On the other hand, some characteristics of CSF have been used to differentiate between bacterial and viral meningitis (21). The results of our study are consistent with the common knowledge that levels of CSF protein and glucose in viral meningitis do not significantly differ from levels in uninfected people. However, there was an increase in the WBC differential with a significant predominance of lymphocytes (P < 0.001). This data is in agreement with the fact that unlike changes in CSF from bacterial meningitis, in viral meningitis lymphocytosis may provide a clue for diagnosis, a finding similar to the results reported by another Iranian paper (22).

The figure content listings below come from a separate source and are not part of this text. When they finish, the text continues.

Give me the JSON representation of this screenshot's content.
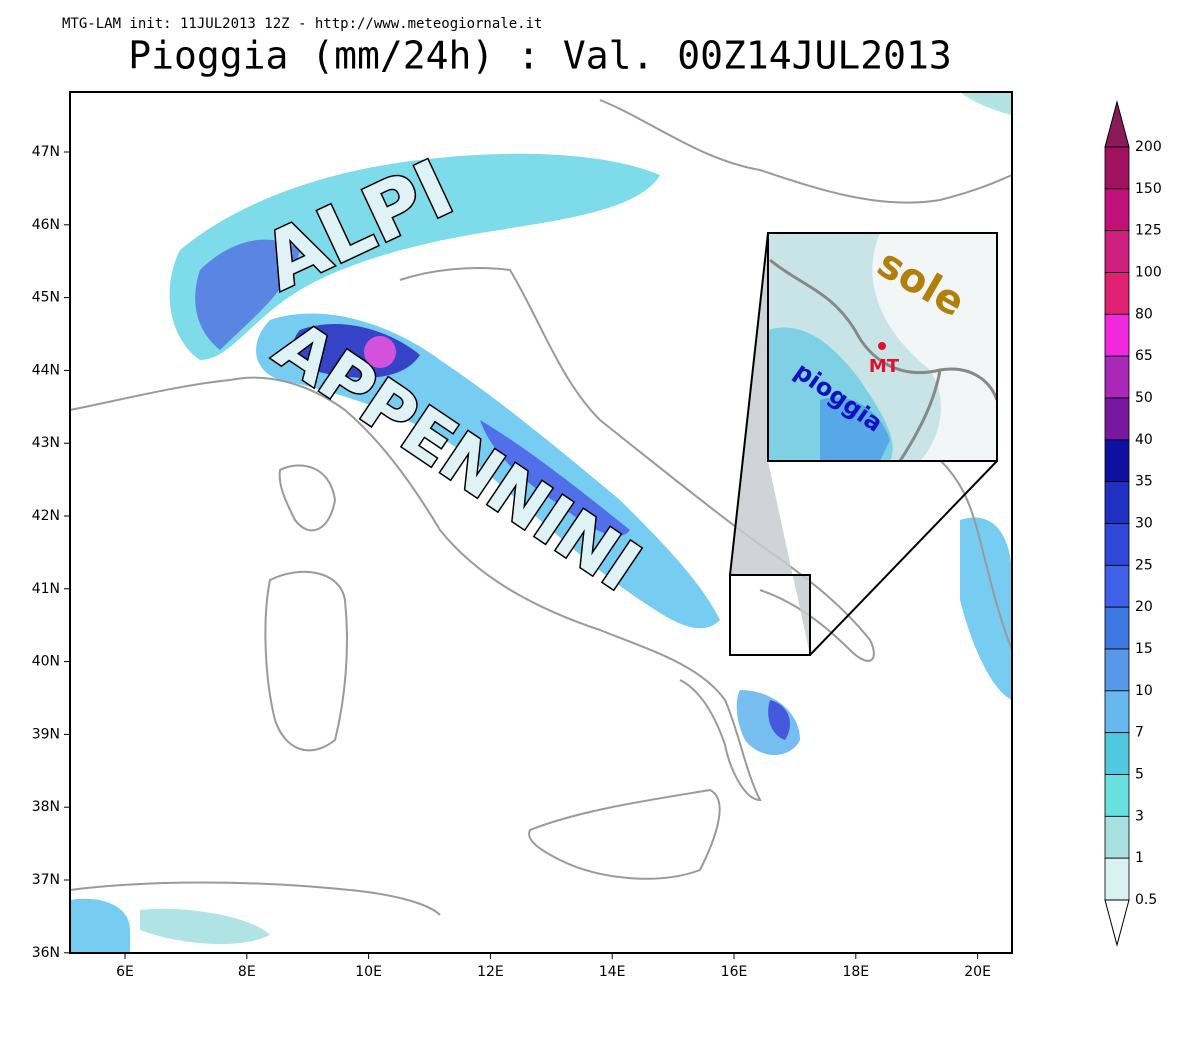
{
  "header": {
    "source": "MTG-LAM init: 11JUL2013 12Z - http://www.meteogiornale.it",
    "title": "Pioggia (mm/24h) : Val. 00Z14JUL2013"
  },
  "map": {
    "lat_labels": [
      "47N",
      "46N",
      "45N",
      "44N",
      "43N",
      "42N",
      "41N",
      "40N",
      "39N",
      "38N",
      "37N",
      "36N"
    ],
    "lon_labels": [
      "6E",
      "8E",
      "10E",
      "12E",
      "14E",
      "16E",
      "18E",
      "20E"
    ],
    "annotations": {
      "alps": "ALPI",
      "apennines": "APPENNINI",
      "sun": "sole",
      "city": "MT",
      "rain": "pioggia"
    }
  },
  "colorbar": {
    "levels": [
      200,
      150,
      125,
      100,
      80,
      65,
      50,
      40,
      35,
      30,
      25,
      20,
      15,
      10,
      7,
      5,
      3,
      1,
      0.5
    ],
    "colors": [
      "#8a1a5a",
      "#a0125e",
      "#c0107a",
      "#d0207f",
      "#e02070",
      "#f028e0",
      "#a828b8",
      "#7818a0",
      "#1010a0",
      "#2030c0",
      "#3048d8",
      "#4060e8",
      "#3c78e0",
      "#5898e8",
      "#68b8f0",
      "#50c8e0",
      "#68e0e0",
      "#a8e0e0",
      "#d8f2f2",
      "#ffffff"
    ]
  }
}
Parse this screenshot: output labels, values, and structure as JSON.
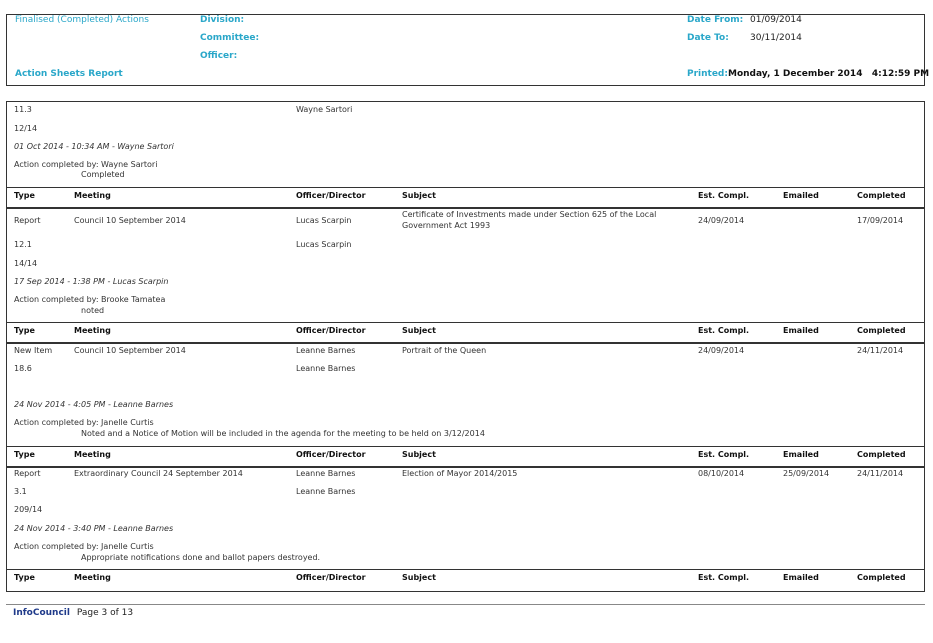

Although in our study a small number of the samples were positive, most of these infections occurred between May and July, a timeframe similar to those given in other reports indicating a higher occurrence of viral meningitis during spring and summer (22-24).
In conclusion, our results indicate a considerable prevalence of herpesvirus infections in patients with suspected aseptic meningitis, with VZV being the most commonly detected herpesvirus followed by HSV-1, in particularly in young and middle-aged people. An increased WBC count and predominance of lymphocytes can be valuable clues for herpesvirus meningitis. Use of molecular testing methods should be required in medical diagnostic laboratories since they can differentiate viral from bacterial meningitis and help to shorten hospital stays for patients and avoid unnecessary use of antibiotics.